27 Kasım İkizler Burcunda Dolunay, İkizler burcunun 4. derecesinde saat 12:16’da gerçekleşiyor.
İkizler burcunda Dolunay, dünyada neler olup bittiğini anlamak, bilgi toplamak, topladığı bilgiyi aktarmak ve en önemlisi çenesi düşene kadar konuşmak ihtiyacındadır. 5. eve düşünce de bu zavallı, bilmediği halde aşktan bahsetmek ister. Sevgiyi, bir olmayı anlamak ister. Ama zavallı işte; akıl, kalpte bir olmayı anlamaz ki; hesap bilir kitap bilir; özü bilmez. O yüzden Hava grupları bu kadar mahsuptur. Onca lisanına rağmen aşktan konu açamaz.
27 Kasım İkizler Burcunda Dolunay haritasında dikkate aldıklarım;
- İkizler Burcunda Dolunay, 5. evde ve karşısındaki Güneş Yay burcunda 11. evde
- Dolunay’ın yükseleni Kova Burcu, harita yöneticisi konumundaki Satürn Balık burcunda ve 0 derece (Aneritik olduğundan kıymetli)
- Mars Güneş Kavuşumda; aksiyon, hız katar.
- Venüs Terazi, Güney Ay Düğümü kavuşumda.
- 14 Ekim tutulmasına işaret var.
- Dolunay Satürn Kare açısı mevcut.
27 Kasım İkizler Burcunda Dolunay ‘ın Etkileri Nelerdir?
Kimlere karışırsan karış, sen, içinde yine aynı sensin.

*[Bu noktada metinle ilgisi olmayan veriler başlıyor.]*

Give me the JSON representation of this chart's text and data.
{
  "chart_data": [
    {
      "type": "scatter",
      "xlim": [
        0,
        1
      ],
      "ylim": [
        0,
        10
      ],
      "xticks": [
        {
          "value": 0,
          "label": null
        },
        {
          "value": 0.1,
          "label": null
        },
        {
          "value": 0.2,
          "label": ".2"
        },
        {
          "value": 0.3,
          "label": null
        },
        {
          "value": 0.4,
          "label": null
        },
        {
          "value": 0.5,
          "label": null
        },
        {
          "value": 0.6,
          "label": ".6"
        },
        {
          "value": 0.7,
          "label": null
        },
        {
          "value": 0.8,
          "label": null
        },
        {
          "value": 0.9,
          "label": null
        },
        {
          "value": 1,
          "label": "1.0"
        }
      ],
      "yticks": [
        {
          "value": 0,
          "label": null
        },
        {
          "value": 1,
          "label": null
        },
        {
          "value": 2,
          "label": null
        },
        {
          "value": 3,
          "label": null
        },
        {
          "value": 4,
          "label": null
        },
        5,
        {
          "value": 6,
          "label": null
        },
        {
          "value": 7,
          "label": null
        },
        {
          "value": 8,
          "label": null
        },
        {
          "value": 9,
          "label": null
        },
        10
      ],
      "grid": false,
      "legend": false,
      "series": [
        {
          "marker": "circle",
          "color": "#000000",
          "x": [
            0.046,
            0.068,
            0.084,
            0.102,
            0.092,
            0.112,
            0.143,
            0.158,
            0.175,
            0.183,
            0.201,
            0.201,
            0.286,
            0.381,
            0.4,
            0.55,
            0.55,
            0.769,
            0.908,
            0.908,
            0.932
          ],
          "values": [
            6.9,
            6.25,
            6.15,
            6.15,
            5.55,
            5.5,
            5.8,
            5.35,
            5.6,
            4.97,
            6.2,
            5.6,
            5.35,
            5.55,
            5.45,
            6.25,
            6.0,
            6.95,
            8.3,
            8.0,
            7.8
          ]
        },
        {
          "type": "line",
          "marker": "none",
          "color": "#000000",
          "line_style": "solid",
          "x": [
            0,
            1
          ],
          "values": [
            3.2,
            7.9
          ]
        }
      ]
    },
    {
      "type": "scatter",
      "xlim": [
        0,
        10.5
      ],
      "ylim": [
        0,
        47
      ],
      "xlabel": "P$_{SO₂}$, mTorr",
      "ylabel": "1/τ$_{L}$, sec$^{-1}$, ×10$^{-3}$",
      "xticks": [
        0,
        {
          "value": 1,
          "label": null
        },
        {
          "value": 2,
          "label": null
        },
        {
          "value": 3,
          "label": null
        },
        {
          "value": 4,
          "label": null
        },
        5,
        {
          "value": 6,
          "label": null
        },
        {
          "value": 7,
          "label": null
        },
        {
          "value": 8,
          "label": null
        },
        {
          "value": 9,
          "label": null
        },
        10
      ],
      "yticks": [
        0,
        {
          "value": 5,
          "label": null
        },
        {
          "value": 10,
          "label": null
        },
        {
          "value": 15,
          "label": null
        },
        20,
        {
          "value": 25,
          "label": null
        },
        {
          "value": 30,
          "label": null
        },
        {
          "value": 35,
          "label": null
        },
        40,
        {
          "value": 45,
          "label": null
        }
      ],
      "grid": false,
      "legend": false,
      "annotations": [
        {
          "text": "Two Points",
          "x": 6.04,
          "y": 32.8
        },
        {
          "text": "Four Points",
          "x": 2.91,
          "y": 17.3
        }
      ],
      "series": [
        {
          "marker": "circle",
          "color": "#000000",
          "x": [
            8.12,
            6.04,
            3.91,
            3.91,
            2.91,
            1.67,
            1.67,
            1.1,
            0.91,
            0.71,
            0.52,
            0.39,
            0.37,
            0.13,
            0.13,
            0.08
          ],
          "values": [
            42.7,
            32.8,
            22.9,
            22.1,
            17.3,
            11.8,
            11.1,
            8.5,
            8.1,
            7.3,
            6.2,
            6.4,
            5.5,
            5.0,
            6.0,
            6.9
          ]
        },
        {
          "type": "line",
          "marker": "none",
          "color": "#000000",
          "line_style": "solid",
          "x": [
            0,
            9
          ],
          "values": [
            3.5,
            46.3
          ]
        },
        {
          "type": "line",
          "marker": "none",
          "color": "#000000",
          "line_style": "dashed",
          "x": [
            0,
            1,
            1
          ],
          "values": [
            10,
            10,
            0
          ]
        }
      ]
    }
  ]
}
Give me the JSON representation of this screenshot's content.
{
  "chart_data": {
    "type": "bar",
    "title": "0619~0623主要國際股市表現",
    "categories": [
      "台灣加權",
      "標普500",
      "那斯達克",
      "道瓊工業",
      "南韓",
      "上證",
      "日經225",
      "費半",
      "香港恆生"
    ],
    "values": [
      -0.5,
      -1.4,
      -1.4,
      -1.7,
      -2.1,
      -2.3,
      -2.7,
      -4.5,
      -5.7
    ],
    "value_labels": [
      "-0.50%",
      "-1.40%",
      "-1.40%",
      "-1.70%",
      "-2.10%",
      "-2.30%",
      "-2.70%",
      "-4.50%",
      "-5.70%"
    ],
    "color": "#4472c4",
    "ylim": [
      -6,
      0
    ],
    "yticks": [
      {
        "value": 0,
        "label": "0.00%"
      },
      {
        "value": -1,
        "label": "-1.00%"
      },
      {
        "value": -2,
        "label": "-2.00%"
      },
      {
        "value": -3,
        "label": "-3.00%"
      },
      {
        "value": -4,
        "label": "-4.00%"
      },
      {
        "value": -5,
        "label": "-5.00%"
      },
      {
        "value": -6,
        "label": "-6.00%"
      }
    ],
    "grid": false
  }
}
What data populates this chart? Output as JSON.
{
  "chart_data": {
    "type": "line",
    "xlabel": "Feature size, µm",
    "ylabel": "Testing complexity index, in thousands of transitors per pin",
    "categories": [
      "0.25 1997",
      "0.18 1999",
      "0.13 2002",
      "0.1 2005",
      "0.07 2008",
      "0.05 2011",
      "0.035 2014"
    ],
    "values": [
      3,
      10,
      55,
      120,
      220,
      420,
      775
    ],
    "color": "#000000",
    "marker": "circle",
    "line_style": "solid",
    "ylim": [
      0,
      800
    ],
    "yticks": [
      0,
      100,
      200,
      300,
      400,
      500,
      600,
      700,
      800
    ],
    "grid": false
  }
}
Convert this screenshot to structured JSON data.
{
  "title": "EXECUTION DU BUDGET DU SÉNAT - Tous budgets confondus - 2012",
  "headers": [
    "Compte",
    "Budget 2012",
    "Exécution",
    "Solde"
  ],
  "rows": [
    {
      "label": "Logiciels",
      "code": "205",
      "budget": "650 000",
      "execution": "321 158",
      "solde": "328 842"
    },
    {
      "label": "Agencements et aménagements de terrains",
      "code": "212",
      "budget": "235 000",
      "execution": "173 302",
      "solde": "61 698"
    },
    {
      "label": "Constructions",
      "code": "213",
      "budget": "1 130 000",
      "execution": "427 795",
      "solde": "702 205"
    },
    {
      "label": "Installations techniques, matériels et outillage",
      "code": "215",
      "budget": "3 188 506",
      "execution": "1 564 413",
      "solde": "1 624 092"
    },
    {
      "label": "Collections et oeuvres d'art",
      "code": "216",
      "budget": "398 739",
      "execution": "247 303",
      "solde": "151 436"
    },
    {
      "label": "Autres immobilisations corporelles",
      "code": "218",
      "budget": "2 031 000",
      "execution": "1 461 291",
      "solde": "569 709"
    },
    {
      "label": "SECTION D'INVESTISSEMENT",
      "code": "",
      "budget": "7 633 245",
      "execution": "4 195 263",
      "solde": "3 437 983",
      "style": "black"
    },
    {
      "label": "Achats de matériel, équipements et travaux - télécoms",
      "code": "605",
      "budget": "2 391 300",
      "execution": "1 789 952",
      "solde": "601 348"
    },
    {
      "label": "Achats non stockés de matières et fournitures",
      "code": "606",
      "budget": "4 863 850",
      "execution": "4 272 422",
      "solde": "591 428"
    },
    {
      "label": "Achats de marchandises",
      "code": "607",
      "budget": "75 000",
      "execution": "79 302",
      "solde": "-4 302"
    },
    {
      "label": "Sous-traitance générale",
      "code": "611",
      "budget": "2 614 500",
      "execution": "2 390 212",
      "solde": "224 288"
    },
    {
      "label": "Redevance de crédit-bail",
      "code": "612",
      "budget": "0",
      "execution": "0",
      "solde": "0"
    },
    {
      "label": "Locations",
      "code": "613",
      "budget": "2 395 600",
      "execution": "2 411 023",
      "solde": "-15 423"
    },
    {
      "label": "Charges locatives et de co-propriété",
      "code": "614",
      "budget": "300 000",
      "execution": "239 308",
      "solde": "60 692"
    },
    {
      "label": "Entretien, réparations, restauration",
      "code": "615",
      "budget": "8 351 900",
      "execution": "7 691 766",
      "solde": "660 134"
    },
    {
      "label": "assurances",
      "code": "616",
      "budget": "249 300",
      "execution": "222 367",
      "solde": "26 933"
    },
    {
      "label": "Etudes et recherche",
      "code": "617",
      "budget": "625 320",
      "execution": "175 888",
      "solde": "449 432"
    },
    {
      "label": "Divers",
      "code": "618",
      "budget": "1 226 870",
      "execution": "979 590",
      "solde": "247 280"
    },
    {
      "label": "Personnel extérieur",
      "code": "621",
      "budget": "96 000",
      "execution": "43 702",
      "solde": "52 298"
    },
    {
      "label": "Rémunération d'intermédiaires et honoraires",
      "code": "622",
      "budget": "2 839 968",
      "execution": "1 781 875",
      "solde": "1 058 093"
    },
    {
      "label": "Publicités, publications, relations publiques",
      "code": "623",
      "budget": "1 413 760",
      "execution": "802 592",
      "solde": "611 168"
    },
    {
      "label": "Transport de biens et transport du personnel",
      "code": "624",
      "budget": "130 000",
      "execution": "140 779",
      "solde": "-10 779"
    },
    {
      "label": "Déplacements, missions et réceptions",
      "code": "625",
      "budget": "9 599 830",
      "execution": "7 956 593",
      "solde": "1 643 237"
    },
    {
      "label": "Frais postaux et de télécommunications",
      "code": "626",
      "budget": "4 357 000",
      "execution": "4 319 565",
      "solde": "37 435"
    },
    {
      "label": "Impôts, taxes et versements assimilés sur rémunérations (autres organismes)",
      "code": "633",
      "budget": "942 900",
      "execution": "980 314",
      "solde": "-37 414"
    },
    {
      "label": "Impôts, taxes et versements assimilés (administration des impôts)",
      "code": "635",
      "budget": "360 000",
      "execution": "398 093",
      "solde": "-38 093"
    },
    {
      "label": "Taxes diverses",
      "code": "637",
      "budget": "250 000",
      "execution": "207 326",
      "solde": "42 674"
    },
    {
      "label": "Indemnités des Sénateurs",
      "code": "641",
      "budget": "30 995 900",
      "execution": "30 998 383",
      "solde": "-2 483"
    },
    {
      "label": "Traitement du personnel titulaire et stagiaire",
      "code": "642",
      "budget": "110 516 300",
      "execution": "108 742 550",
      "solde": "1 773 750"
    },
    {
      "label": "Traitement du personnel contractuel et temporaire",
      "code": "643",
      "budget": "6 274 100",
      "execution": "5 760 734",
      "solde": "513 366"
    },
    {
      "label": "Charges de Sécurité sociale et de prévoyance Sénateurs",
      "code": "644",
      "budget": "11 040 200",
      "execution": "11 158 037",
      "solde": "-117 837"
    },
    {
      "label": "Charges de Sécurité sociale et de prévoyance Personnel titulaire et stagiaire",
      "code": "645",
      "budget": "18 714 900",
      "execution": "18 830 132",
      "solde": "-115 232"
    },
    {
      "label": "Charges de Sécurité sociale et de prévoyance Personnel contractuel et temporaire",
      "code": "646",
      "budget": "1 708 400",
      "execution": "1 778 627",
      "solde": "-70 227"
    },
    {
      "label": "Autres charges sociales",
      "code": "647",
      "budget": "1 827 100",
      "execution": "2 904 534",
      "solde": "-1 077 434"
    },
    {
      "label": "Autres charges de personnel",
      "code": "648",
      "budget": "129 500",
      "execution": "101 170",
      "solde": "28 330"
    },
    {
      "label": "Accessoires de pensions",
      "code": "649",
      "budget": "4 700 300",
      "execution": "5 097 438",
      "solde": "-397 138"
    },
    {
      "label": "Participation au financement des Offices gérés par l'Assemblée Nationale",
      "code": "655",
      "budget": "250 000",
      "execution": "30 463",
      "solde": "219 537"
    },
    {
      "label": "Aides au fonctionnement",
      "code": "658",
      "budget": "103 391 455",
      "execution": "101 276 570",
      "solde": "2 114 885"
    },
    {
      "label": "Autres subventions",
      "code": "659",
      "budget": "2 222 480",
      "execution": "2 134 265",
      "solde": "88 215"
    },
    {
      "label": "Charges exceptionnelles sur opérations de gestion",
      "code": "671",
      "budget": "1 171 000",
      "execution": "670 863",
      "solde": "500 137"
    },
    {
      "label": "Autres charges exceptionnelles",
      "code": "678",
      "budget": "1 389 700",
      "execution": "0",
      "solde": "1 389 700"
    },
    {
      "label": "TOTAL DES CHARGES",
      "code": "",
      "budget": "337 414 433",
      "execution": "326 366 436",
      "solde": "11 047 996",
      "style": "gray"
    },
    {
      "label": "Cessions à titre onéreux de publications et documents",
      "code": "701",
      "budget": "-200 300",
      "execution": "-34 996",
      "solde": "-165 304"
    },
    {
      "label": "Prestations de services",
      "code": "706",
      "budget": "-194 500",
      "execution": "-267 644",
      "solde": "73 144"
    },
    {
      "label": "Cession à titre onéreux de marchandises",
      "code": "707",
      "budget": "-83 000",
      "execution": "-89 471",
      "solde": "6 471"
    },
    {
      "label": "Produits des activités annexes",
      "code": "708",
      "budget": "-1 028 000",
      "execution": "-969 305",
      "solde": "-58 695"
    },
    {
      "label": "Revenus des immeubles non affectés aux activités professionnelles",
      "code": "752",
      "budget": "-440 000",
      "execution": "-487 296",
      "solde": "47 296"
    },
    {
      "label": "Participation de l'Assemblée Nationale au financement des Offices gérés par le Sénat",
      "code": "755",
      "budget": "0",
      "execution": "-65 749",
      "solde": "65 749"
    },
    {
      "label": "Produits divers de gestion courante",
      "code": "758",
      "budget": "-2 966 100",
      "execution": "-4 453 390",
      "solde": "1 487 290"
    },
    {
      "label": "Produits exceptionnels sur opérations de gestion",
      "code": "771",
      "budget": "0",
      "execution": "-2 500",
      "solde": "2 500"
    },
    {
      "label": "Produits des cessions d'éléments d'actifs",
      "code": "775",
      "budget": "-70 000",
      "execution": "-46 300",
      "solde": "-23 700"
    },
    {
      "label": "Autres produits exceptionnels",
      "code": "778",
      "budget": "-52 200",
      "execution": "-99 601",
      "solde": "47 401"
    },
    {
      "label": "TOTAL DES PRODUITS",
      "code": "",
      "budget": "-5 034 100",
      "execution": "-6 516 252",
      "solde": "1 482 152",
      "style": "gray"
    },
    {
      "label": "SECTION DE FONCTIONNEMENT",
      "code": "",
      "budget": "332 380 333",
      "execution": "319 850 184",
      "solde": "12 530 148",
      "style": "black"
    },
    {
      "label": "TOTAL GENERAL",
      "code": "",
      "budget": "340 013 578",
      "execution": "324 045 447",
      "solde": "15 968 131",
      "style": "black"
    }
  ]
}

Nereye gidersen git, yine seni götüreceksin!
İyilik varsa içinde nereye gidersen git götüreceksin. Kuruntu, varsa, onu da götüreceksin.
Hayat “777” ve hayallerinden ibaret mi, benim Kova aklım onu bilemez.
Ancak bildiğim bir şey var; göz (insan gözü) yeterince görmez. Bu Dolunay’ a düşen akıl da dünya sırrını görmeye yetmez. Göz, gördüğünü bilir ama asıl gören gönüldür. İnsan gönlü ile görebildiği zaman insandır. Bu dünya ise, Kova aklımda, çoktan gönül gözünden geçmiştir.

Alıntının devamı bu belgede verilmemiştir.